C’est pourquoi le Deux Octobre patienta jusqu’à la nuit
afin que nul ne vît la main qui avait saisi
l’arme, mais seulement l’éclair.
Et dans cette lumière brève et livide, qui ? Qui est celui qui tue ?
Qui sont ceux qui agonisent et ceux qui meurent ?
Ceux qui fuient nu-pieds ?
Ceux qui vont tomber au fond d’une prison ?
Ceux qui vont pourrir à l’hôpital ?
Ceux qui restent muets à jamais d’épouvante ?
Qui ? Lesquels ? Personne. Le lendemain, personne.

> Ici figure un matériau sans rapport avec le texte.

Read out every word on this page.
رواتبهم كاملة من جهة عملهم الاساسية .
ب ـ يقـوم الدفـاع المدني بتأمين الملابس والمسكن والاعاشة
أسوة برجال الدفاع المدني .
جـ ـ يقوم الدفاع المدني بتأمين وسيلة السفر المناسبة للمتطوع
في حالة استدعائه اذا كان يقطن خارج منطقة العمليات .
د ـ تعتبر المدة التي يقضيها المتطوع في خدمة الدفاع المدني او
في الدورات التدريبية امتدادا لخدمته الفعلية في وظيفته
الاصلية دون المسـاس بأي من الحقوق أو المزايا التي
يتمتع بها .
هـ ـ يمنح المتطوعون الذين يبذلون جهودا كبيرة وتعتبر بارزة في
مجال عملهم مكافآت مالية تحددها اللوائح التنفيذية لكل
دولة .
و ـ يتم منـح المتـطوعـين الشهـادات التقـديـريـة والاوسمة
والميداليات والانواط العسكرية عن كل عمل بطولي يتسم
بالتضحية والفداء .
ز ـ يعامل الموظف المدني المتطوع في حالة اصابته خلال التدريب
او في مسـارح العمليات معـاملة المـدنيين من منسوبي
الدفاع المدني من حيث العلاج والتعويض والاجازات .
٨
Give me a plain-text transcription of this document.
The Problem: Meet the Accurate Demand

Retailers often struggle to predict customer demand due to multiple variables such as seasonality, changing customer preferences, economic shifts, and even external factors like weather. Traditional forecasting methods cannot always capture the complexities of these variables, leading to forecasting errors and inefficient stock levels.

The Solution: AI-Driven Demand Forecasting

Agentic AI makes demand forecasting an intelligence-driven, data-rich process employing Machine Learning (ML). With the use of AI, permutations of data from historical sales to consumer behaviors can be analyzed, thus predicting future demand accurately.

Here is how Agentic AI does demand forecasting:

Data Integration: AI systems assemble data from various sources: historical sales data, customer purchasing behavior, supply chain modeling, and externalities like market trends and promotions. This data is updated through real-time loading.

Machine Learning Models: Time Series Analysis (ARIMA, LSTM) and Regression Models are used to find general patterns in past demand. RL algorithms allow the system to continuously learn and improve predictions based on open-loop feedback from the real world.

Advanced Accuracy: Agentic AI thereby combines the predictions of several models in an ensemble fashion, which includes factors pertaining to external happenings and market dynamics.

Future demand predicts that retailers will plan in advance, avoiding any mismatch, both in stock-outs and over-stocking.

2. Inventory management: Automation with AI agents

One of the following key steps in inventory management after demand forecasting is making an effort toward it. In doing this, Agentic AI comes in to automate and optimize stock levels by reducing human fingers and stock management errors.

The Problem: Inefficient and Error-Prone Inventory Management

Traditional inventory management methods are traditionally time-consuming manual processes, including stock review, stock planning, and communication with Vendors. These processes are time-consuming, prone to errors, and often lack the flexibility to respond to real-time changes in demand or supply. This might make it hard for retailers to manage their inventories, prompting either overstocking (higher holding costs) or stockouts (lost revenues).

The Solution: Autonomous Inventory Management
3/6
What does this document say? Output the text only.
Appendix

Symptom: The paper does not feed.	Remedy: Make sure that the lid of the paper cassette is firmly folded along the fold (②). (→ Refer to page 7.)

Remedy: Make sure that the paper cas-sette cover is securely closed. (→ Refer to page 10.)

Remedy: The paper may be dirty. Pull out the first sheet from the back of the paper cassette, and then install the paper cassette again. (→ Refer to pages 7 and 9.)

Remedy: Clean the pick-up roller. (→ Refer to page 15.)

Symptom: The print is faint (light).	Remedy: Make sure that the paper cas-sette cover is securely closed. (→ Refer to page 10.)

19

La place à l’aube était bien balayée ; les journaux
donnaient comme information principale
le temps qu’il faisait.
Télévision, radio ou cinéma,
pas de changement de programme,
pas de flash spécial, pas de minute
de silence pendant le banquet.
(Le banquet continua.)
Ne cherche pas ce qui n’est pas : des traces, des cadavres
Tout a été donné en offrande à une divinité :
la Dévoreuse d’Excréments.
Ne consulte pas les archives : il n’y a eu aucun rapport.
Hélas, la violence veut l’obscurité
parce que l’obscurité engendre le rêve
et nous pouvons dormir en rêvant que nous rêvons.
Mais il y a une plaie que je touche : ma mémoire.
Elle a mal donc c’est vrai. Elle saigne à sang.
Si je dis qu’elle est mienne, je trahis tous les autres.
Je me souviens, nous nous souvenons.
C’est notre façon d’aider le jour à se lever
sur tant de consciences souillées,
sur un texte de colère, sur une grille ouverte,
sur le visage derrière l’impunité du masque.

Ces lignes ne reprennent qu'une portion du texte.